At the Bristol show earlier this year I got an idea of what Nigel Finn at the Chord Company had been up to with the new Sarum Super ARAY cables, it was enough to lure me to Amesbury to hear more precisely what he has been up to. Sarum Super ARAY replaces Sarum Tuned ARAY at the top of Chord’s current cable range, it is an evolution of its predecessor and looks similar at a glance. But take another look and you’ll see that the RCA plugs now have white PTFE rather than coloured polycarbonate plugs. Because it’s difficult to print on PTFE they use coloured ‘O’ rings to denote channels. That is pretty well the only obvious difference between new and old Sarum ARAY cables, most of the changes are proprietary and hidden beneath the white sheath. But Nigel does say that Tuned ARAY dealt with earthing issues while Super ARAY applies the lessons learned to the signal side of thing.

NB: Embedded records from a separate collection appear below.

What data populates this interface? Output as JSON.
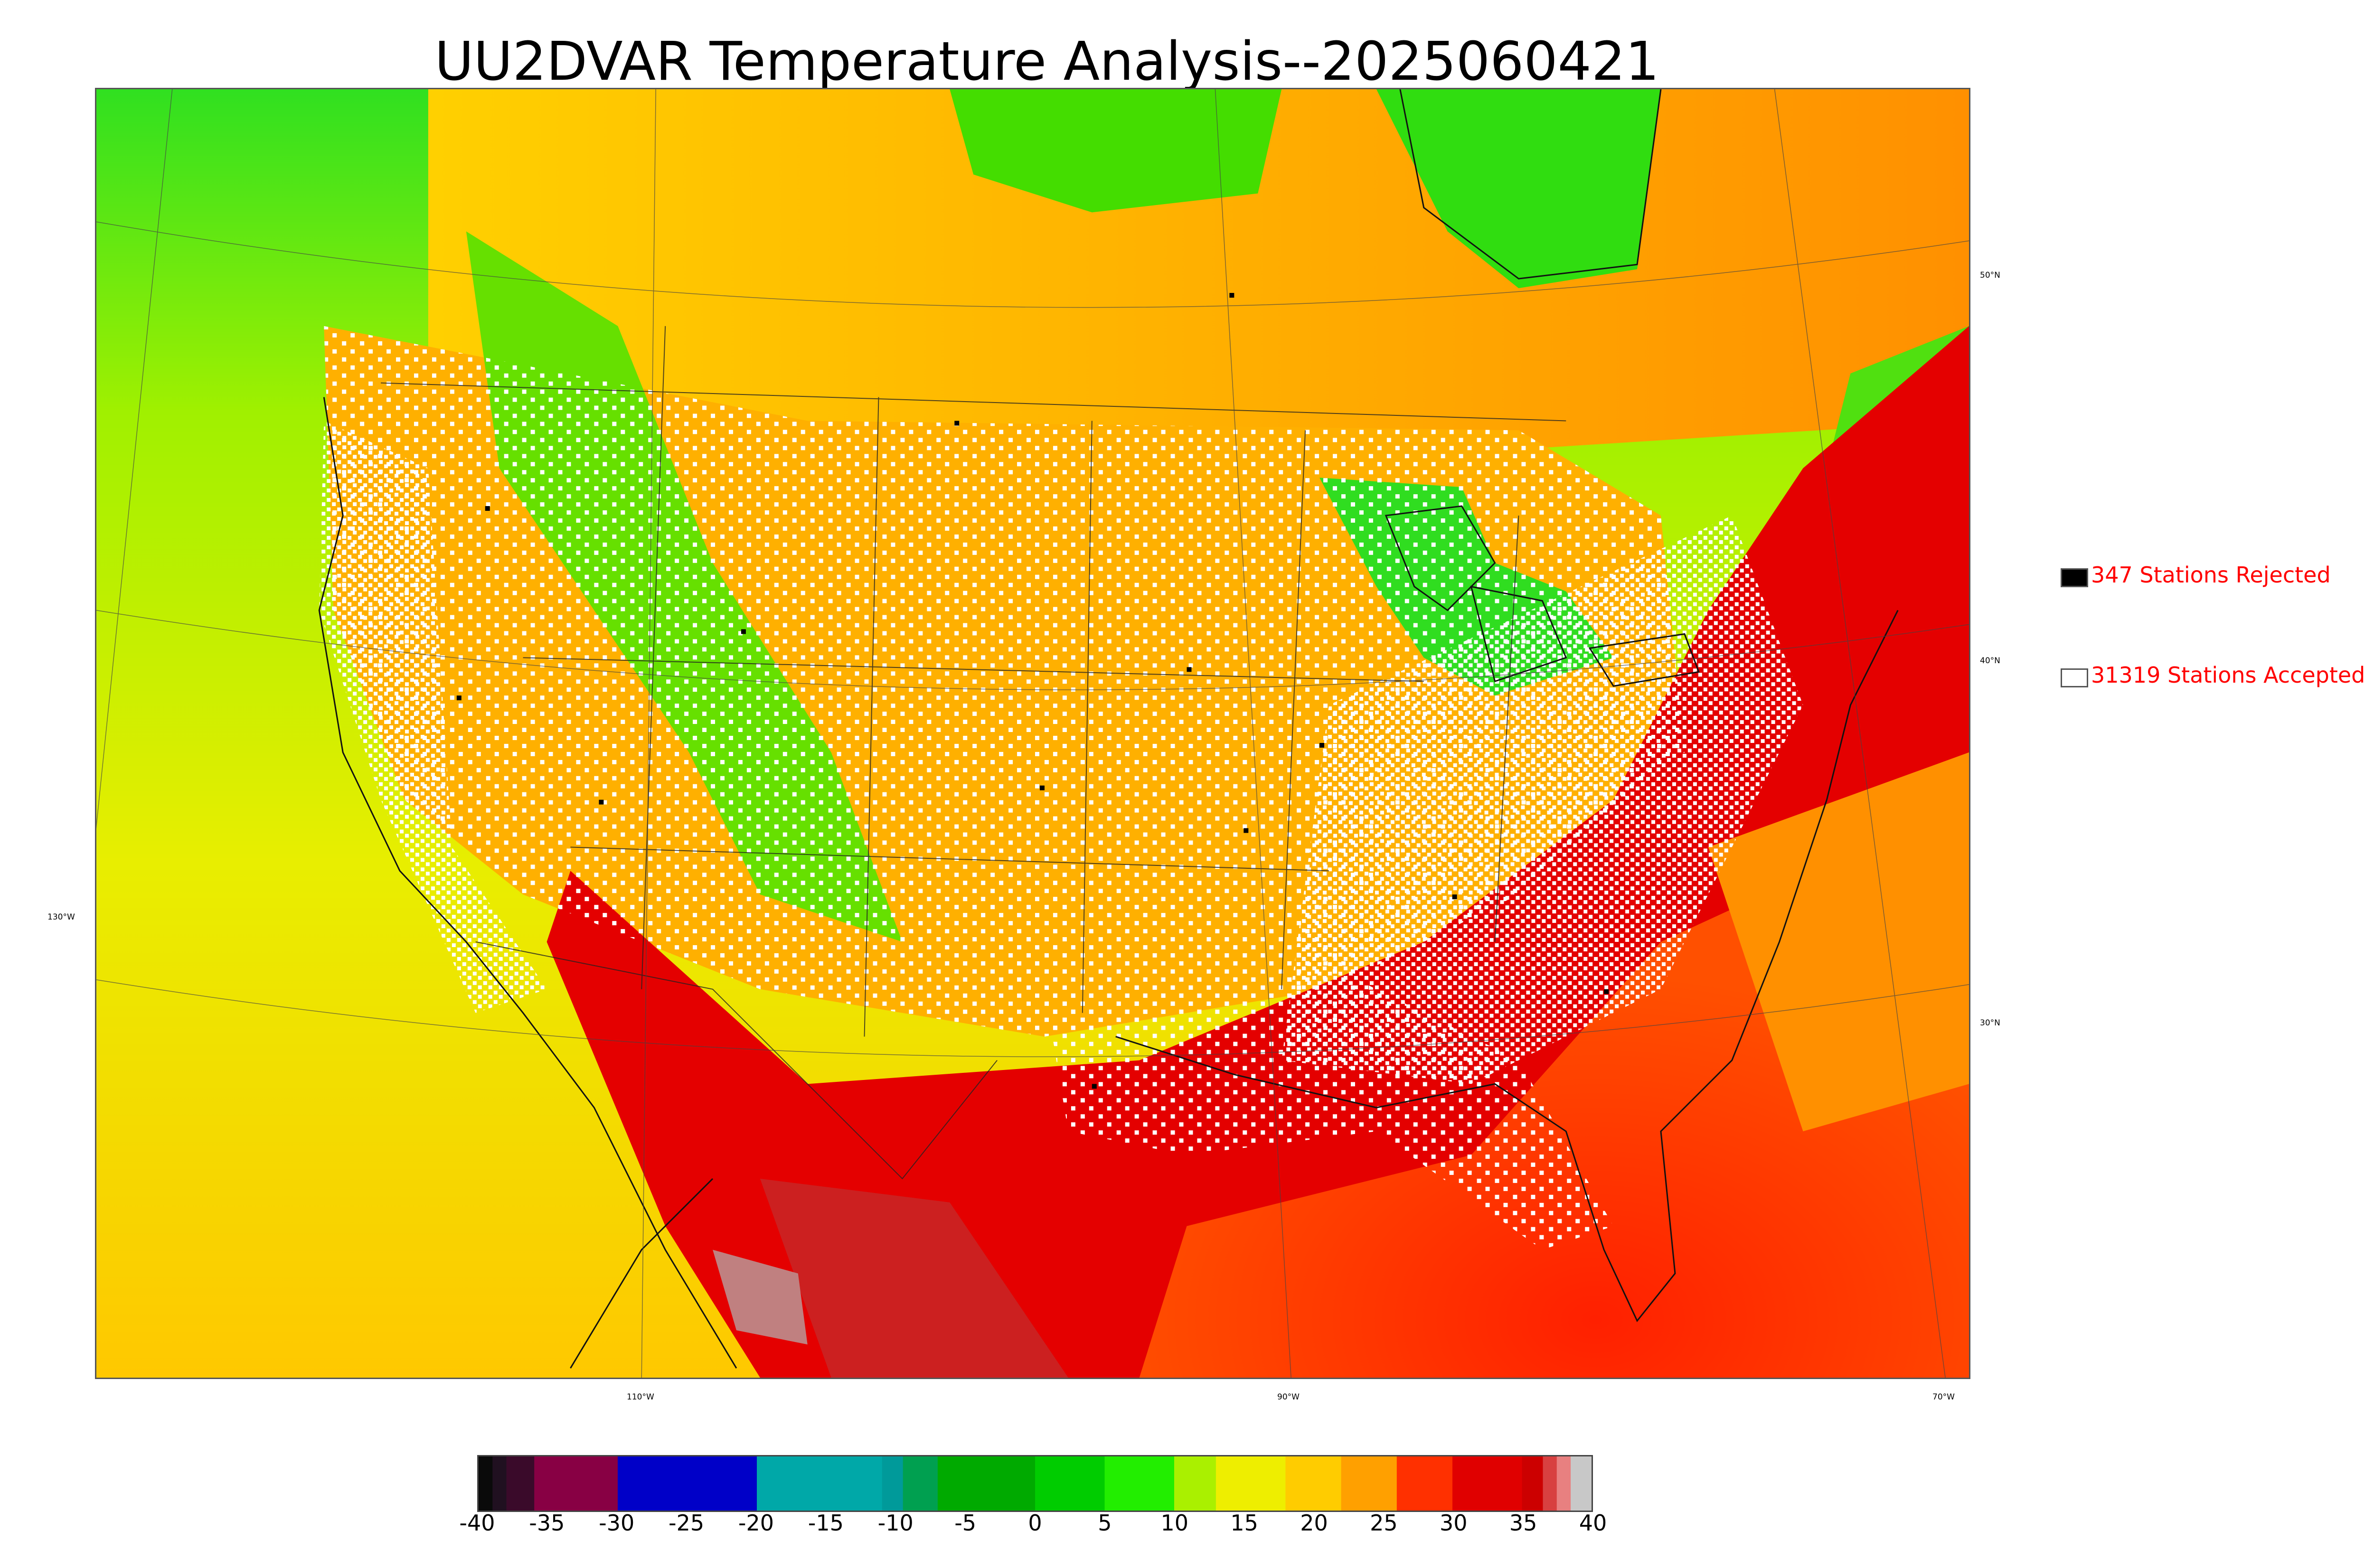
{
  "title": "UU2DVAR Temperature Analysis--2025060421",
  "map": {
    "lat_labels": [
      "50°N",
      "40°N",
      "30°N"
    ],
    "lon_labels": [
      "130°W",
      "110°W",
      "90°W",
      "70°W"
    ]
  },
  "legend": {
    "rejected": {
      "text": "347 Stations Rejected",
      "swatch_color": "#000000",
      "text_color": "#ff0000"
    },
    "accepted": {
      "text": "31319 Stations Accepted",
      "swatch_color": "#ffffff",
      "text_color": "#ff0000"
    }
  },
  "colorbar": {
    "min": -40,
    "max": 40,
    "ticks": [
      "-40",
      "-35",
      "-30",
      "-25",
      "-20",
      "-15",
      "-10",
      "-5",
      "0",
      "5",
      "10",
      "15",
      "20",
      "25",
      "30",
      "35",
      "40"
    ],
    "colors": [
      {
        "from": -40,
        "to": -39,
        "color": "#0a0a0a"
      },
      {
        "from": -39,
        "to": -38,
        "color": "#201020"
      },
      {
        "from": -38,
        "to": -36,
        "color": "#3a0a2a"
      },
      {
        "from": -36,
        "to": -30,
        "color": "#880044"
      },
      {
        "from": -30,
        "to": -20,
        "color": "#0000c8"
      },
      {
        "from": -20,
        "to": -11,
        "color": "#00a8a8"
      },
      {
        "from": -11,
        "to": -9.5,
        "color": "#009a9a"
      },
      {
        "from": -9.5,
        "to": -7,
        "color": "#00a050"
      },
      {
        "from": -7,
        "to": 0,
        "color": "#00aa00"
      },
      {
        "from": 0,
        "to": 5,
        "color": "#00cc00"
      },
      {
        "from": 5,
        "to": 10,
        "color": "#22ee00"
      },
      {
        "from": 10,
        "to": 13,
        "color": "#aaf000"
      },
      {
        "from": 13,
        "to": 18,
        "color": "#eeee00"
      },
      {
        "from": 18,
        "to": 22,
        "color": "#ffcc00"
      },
      {
        "from": 22,
        "to": 26,
        "color": "#ffa000"
      },
      {
        "from": 26,
        "to": 30,
        "color": "#ff3000"
      },
      {
        "from": 30,
        "to": 35,
        "color": "#e00000"
      },
      {
        "from": 35,
        "to": 36.5,
        "color": "#cc0000"
      },
      {
        "from": 36.5,
        "to": 37.5,
        "color": "#d84040"
      },
      {
        "from": 37.5,
        "to": 38.5,
        "color": "#e88080"
      },
      {
        "from": 38.5,
        "to": 40,
        "color": "#c8c8c8"
      }
    ]
  }
}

We started by comparing Tuned to Super ARAY on a digital cable between a Sony CD transport and Naim DAC, this would normally be described as a coax cable but apparently it’s not coaxial in construction (yet does have a 75 Ohms impedance). The result was an increase in space and a lowering of the noise floor, which combined had a pretty substantial and positive effect. The quiet end of the spectrum is where the fine detail comes from, the quieter a system the more you hear. The musical result is greater tangibility, the musicians seem like they are in the room and it’s difficult to imagine going back to what previously seemed spectacular in Tuned ARAY. Going from Tuned to Super ARAY with analogue interconnect from DAC to preamplifier provided an even greater opening up of the soundstage with greater height and more focus on the voices on a CSN song called Cathedral. In fact it provided a big step up in terms of coherence, detail resolution and realism. The definition is extraordinary and the music is so involving that you can’t help but get carried away with it.
But before I got too carried away Nigel pulled out the forthcoming jewel in Chord Co’s crown, the Music interconnect; terrible name extraordinary cable. This uses a mil spec dielectric material that Chord has called Taylon, it’s supposedly incredibly expensive and technically superior to PTFE, thought by most to be the ultimate. Taylon is the only physical difference between Sarum Super ARAY and Music, which hardly prepares you for the upgrade from what is already a class leading cable. Essentially it comes down to a further reduction in noise, noise that you cannot detect as such until it’s taken away. The good and bad thing about audio reproduction is that most noise and distortion is not heard as such unless you listen to purist recordings on massively transparent systems. Normally it blends in with the music, but take it away and the quality of the playing and singing takes on new depths. Music the cable is the most precise, refined and revealing interconnect I have heard in nearly 30 years of reviewing. I hate to use the phrase but it really is a game changer, you really won’t believe how good Yours Is No Disgrace by Yes can sound until you’ve heard it on Music. And that applies to pretty much any other piece of music you can think of. Prepare new holes for the goal posts, Music will change your perception of what counts most in the audio chain.